The Domestics review by Mark McPherson - Cinema Paradiso
The Domestics exists as yet another post-apocalyptic action picture that spends so much time enjoying the chaotic wild west style of a decayed future that it forgets to add a little something more than greasy whipped cream to its gritty cake of blood and bullets. And with the added aspect of rekindling a romance amid the desolate and dangerous midwest wasteland, the drive of the film’s central players seems to take a backseat to the drama and violence we’ve come to expect from this subgenre, intense as they still may be.
Nina (Kate Bosworth) and Mark (Tyler Hoechlin) have chosen the worst of times for their marriage to be on the rocks. 2/3 of the population in the United States is wiped out by a black smog. In just a few months, all of society goes to hell. Homes are abandoned, gangs of armored and masks killers roam the midwest roads, resources dwindle, and the radio still plays music but with a crazed DJ rambling on in a Hunter Thompson fashion about the end of the world. Now they make a trek across the northern midwest to find sanctuary, while also trying to rekindle their romance. Because nothing brings a couple together quite like an adventure of brutality and picking through the remnants of society.
While this premise could sound like that of a comedy, The Domestics plays itself straight with some of its tongue in its cheek. Mark and Nina have a run in with a gang Mad Max style raiders with goofy costumes and a shoot-first attitude. They’ll later meet a kindly survivor played by Lance Reddick who invites them over dinner but it’s no surprise that there’s a sinister motivation behind his smile. Sure, it’s Lance Reddick and he has that uncanny ability to seem warm and devious with ease but even if you can’t read that from him, the moment of when he reveals to Mark his true plans is so slowly divulged I grew antsy at how long it took for Mark to realize they weren’t eating beef.

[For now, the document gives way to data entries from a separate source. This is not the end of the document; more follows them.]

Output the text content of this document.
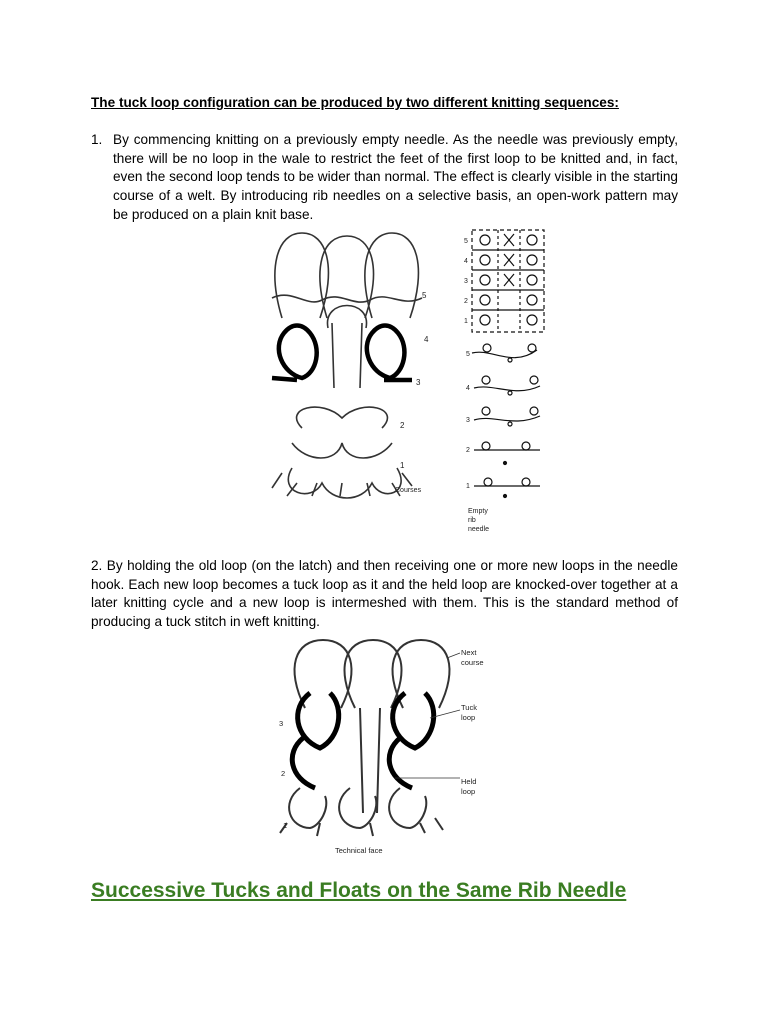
The tuck loop configuration can be produced by two different knitting sequences:
1. By commencing knitting on a previously empty needle. As the needle was previously empty, there will be no loop in the wale to restrict the feet of the first loop to be knitted and, in fact, even the second loop tends to be wider than normal. The effect is clearly visible in the starting course of a welt. By introducing rib needles on a selective basis, an open-work pattern may be produced on a plain knit base.
5
4
3
2
1
Courses
5
4
3
2
1
5
4
3
2
1
Empty
rib
needle
2. By holding the old loop (on the latch) and then receiving one or more new loops in the needle hook. Each new loop becomes a tuck loop as it and the held loop are knocked-over together at a later knitting cycle and a new loop is intermeshed with them. This is the standard method of producing a tuck stitch in weft knitting.
3
2
1
Next
course
Tuck
loop
Held
loop
Technical face
Successive Tucks and Floats on the Same Rib Needle
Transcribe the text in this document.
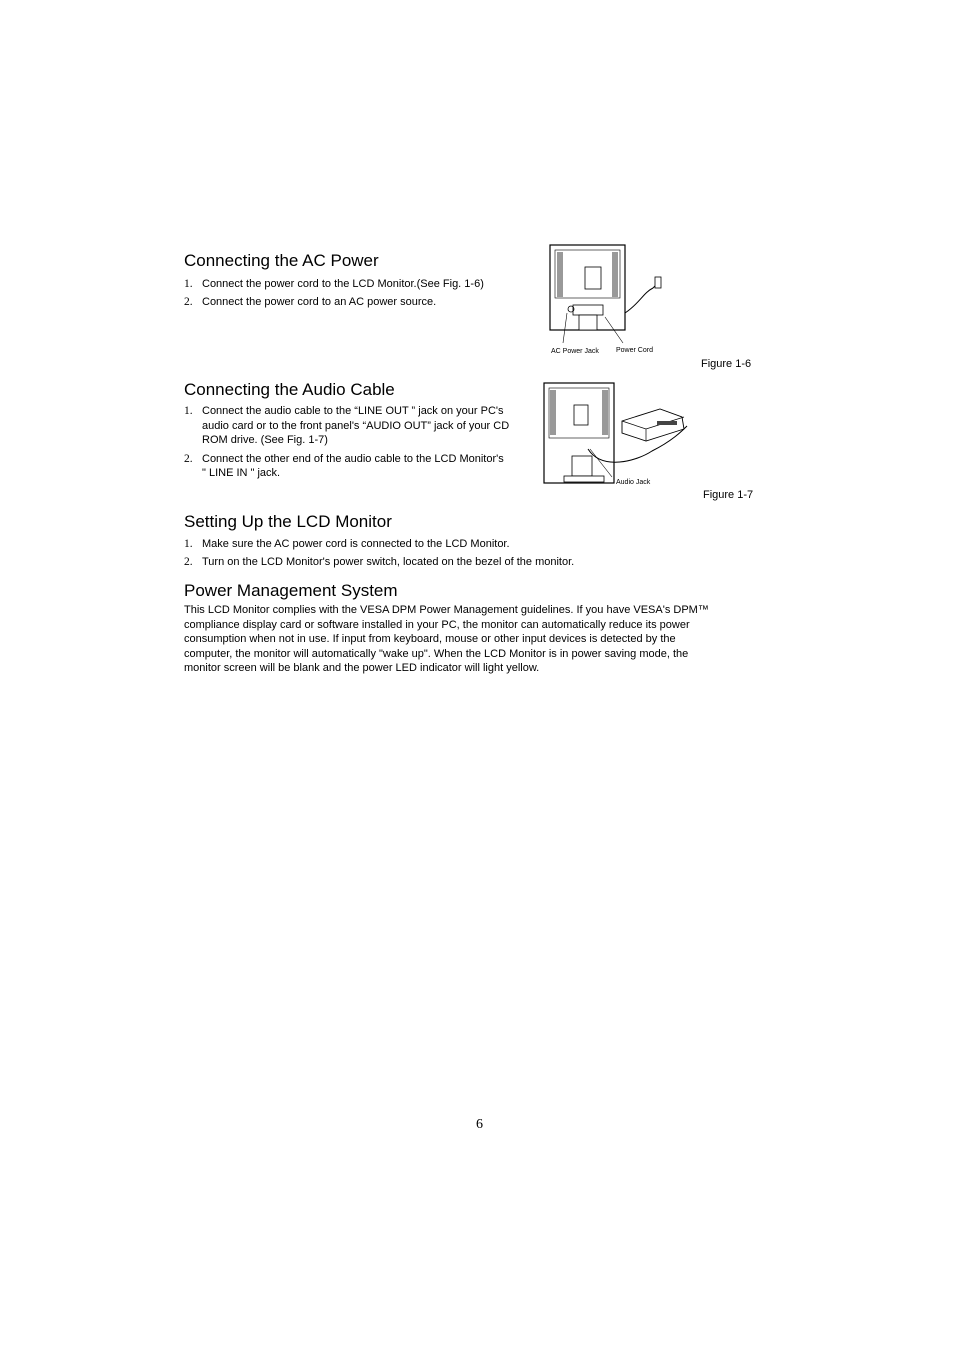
Connecting the AC Power
1. Connect the power cord to the LCD Monitor.(See Fig. 1-6)
2. Connect the power cord to an AC power source.
AC Power Jack Power Cord
Figure 1-6
Connecting the Audio Cable
1. Connect the audio cable to the “LINE OUT ” jack on your PC's
audio card or to the front panel's “AUDIO OUT” jack of your CD
ROM drive. (See Fig. 1-7)
2. Connect the other end of the audio cable to the LCD Monitor's
" LINE IN " jack.
Audio Jack
Figure 1-7
Setting Up the LCD Monitor
1. Make sure the AC power cord is connected to the LCD Monitor.
2. Turn on the LCD Monitor's power switch, located on the bezel of the monitor.
Power Management System
This LCD Monitor complies with the VESA DPM Power Management guidelines. If you have VESA's DPM™
compliance display card or software installed in your PC, the monitor can automatically reduce its power
consumption when not in use. If input from keyboard, mouse or other input devices is detected by the
computer, the monitor will automatically "wake up". When the LCD Monitor is in power saving mode, the
monitor screen will be blank and the power LED indicator will light yellow.
6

They’ll later be targeted by a gang member with a grudge, a silent sniper with a newfound love for the couple, and be forced into a Deer Hunter style game of guns and betting. I do have to hand it to Mark and Nina, however; they take a LOT of abuse, including multiple gunshots, and always seem to come out fine in the end. Perhaps it helps that the warriors they’re dealing with are not as adept, better at spouting out vulgarities and screaming with bitterness than capable of any real strategy.

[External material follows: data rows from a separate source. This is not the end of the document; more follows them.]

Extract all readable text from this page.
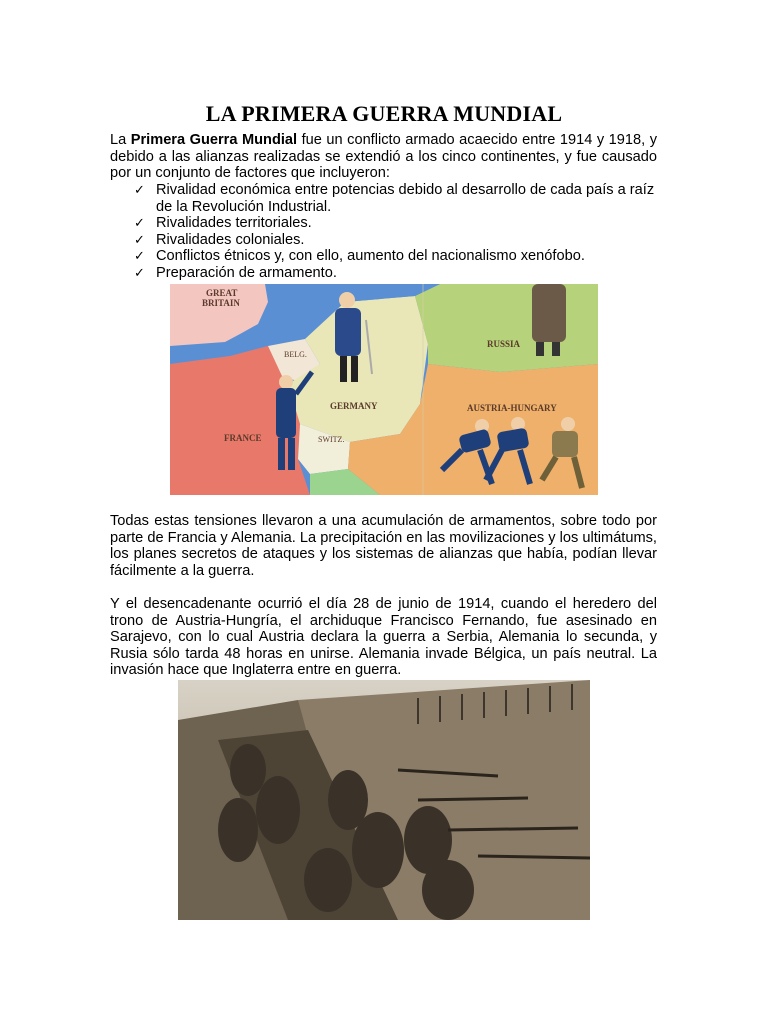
LA PRIMERA GUERRA MUNDIAL

La Primera Guerra Mundial fue un conflicto armado acaecido entre 1914 y 1918, y debido a las alianzas realizadas se extendió a los cinco continentes, y fue causado por un conjunto de factores que incluyeron:

✓ Rivalidad económica entre potencias debido al desarrollo de cada país a raíz de la Revolución Industrial.
✓ Rivalidades territoriales.
✓ Rivalidades coloniales.
✓ Conflictos étnicos y, con ello, aumento del nacionalismo xenófobo.
✓ Preparación de armamento.
GREAT
BRITAIN
BELG.
GERMANY
FRANCE	SWITZ.
RUSSIA
AUSTRIA-HUNGARY

Todas estas tensiones llevaron a una acumulación de armamentos, sobre todo por parte de Francia y Alemania. La precipitación en las movilizaciones y los ultimátums, los planes secretos de ataques y los sistemas de alianzas que había, podían llevar fácilmente a la guerra.

Y el desencadenante ocurrió el día 28 de junio de 1914, cuando el heredero del trono de Austria-Hungría, el archiduque Francisco Fernando, fue asesinado en Sarajevo, con lo cual Austria declara la guerra a Serbia, Alemania lo secunda, y Rusia sólo tarda 48 horas en unirse. Alemania invade Bélgica, un país neutral. La invasión hace que Inglaterra entre en guerra.
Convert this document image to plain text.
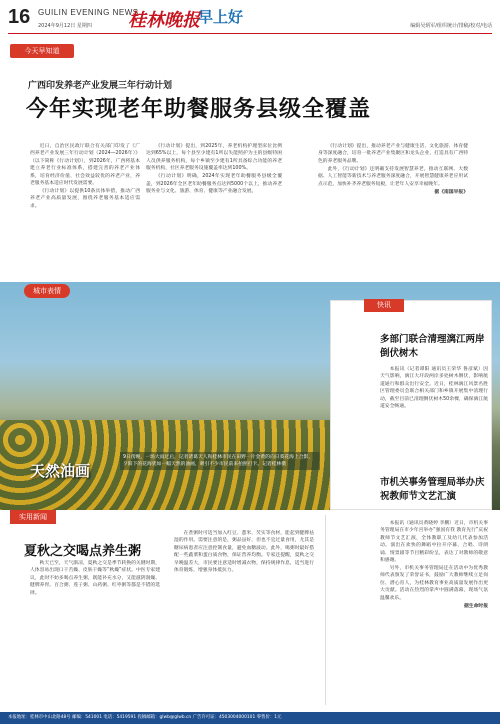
16 GUILIN EVENING NEWS
2024年9月12日 星期四 桂林晚报
早上好	编辑吴炳军/组织统计/排稿/校对/电话
今天早知道
广西印发养老产业发展三年行动计划
今年实现老年助餐服务县级全覆盖

近日，自治区民政厅联合有关部门印发了《广西养老产业发展三年行动计划（2024—2026年）》（以下简称《行动计划》），到2026年，广西将基本建立养老行业标准体系，搭建完善的养老产业体系，培育经济价值、社会效益较优的养老产业，养老服务基本适应时代发展需要。

《行动计划》以提供10条具体举措，推动广西养老产业高质量发展，围绕养老服务基本适应需求。

《行动计划》提出，到2025年，养老机构护理型床位比例达到65%以上，每个县至少建有1所以失能照护为主的县级特困人员供养服务机构，每个乡镇至少建有1所具备综合功能的养老服务机构，社区养老服务设施覆盖率达到100%。

《行动计划》明确，2024年实现老年助餐服务县级全覆盖，到2026年全区老年助餐服务点达到5000个以上，推动养老服务业与文化、旅游、体育、健康等产业融合发展。

《行动计划》提出，推动养老产业与健康生活、文化旅游、体育健身等深度融合，培育一批养老产业集聚区和龙头企业，打造具有广西特色的养老服务品牌。

此外，《行动计划》还明确支持发展智慧养老，推动互联网、大数据、人工智能等新技术与养老服务深度融合，开展智慧健康养老应用试点示范，加快补齐养老服务短板，让老年人安享幸福晚年。

据《南国早报》

城市表情
天然油画
9日傍晚，一场大雨过后，记者诸葛天人和桂林市民在田野一片金黄的向日葵花海上合影，夕阳下的花海犹如一幅天然的油画，吸引不少市民前来拍照打卡。记者桂林摄
快讯
多部门联合清理漓江两岸倒伏树木

本报讯（记者谭阳 通讯员王荣华 鲁彦斌）因天气影响，漓江大圩段两岸多处树木倒伏，影响航道通行和群众出行安全。近日，桂林漓江风景名胜区管理委员会联合相关部门和乡镇开展集中清理行动，截至目前已清理倒伏树木50余棵，确保漓江航道安全畅通。

市机关事务管理局举办庆祝教师节文艺汇演
实用新闻
夏秋之交喝点养生粥

秋天已至，天气渐凉，夏秋之交是季节转换的关键时期，人体容易出现口干舌燥、皮肤干燥等“秋燥”症状。中医专家建议，此时不妨多喝点养生粥，既能补充水分，又能滋阴润燥、健脾养胃。百合粥、莲子粥、山药粥、红枣粥等都是不错的选择。

在煮粥时可适当加入红豆、薏米、芡实等食材，能起到健脾祛湿的作用。需要注意的是，粥品虽好，但也不宜过量食用，尤其是糖尿病患者应注意控制食量，避免血糖波动。此外，喝粥时最好搭配一些蔬菜和蛋白质食物，保证营养均衡。专家还提醒，夏秋之交早晚温差大，市民要注意适时增减衣物，保持规律作息，适当进行体育锻炼，增强身体抵抗力。

本报讯（通讯员黄晓婷 李鹏）近日，市机关事务管理局在市少年宫举办“强国有我 教育先行”庆祝教师节文艺汇演，全体教职工及幼儿代表参加活动。演出在欢快的舞蹈中拉开序幕，合唱、诗朗诵、情景剧等节目精彩纷呈，表达了对教师的敬意和感谢。

另外，市机关事务管理局还在活动中为优秀教师代表颁发了荣誉证书，鼓励广大教师继续立足岗位、潜心育人，为桂林教育事业高质量发展作出更大贡献。活动在热烈的掌声中圆满落幕，现场气氛温馨欢乐。

据生命时报

本报地址：桂林市中山北路48号 邮编：541001 电话：5419591 投稿邮箱：glwb@glwb.cn 广告许可证：4503004000101 零售价：1元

While I found myself getting very pensive with how middle of the road the film always felt with midwest version of Fallout, including a suburban community that seems to have done exceptionally well in the wake of an apocalypse, the third act finally started winning me over. The battle within a closed suburban community quickly turns into a chaotic fight of gun-toting raiders, exploding mailboxes, and a giant plow that blows up real good. It’s a surprisingly exhilarating moment for a film that seems to mostly go about the motion of a collapsed society, never fully embracing the rocky marriage aspect of Mark and Nina.
The Domestics never quite feels all there considering how much it throws at the screen and how much of it sticks. Mark and Nina’s relationship is not that interesting, leading to more pleasing divergent sequences as when Mark beats up a beefy giant while heavy metal plays. By the end of the film, I doubt its a spoiler to mention they reconcile their relationship but only out of a shrug when they realize their petty problems don’t matter when mailboxes are exploding and kids either being murdered or committing murders. Interesting lesson. Oh, another good lesson; you probably shouldn’t accept dinner from Lance Reddick when everyone wants to kill you.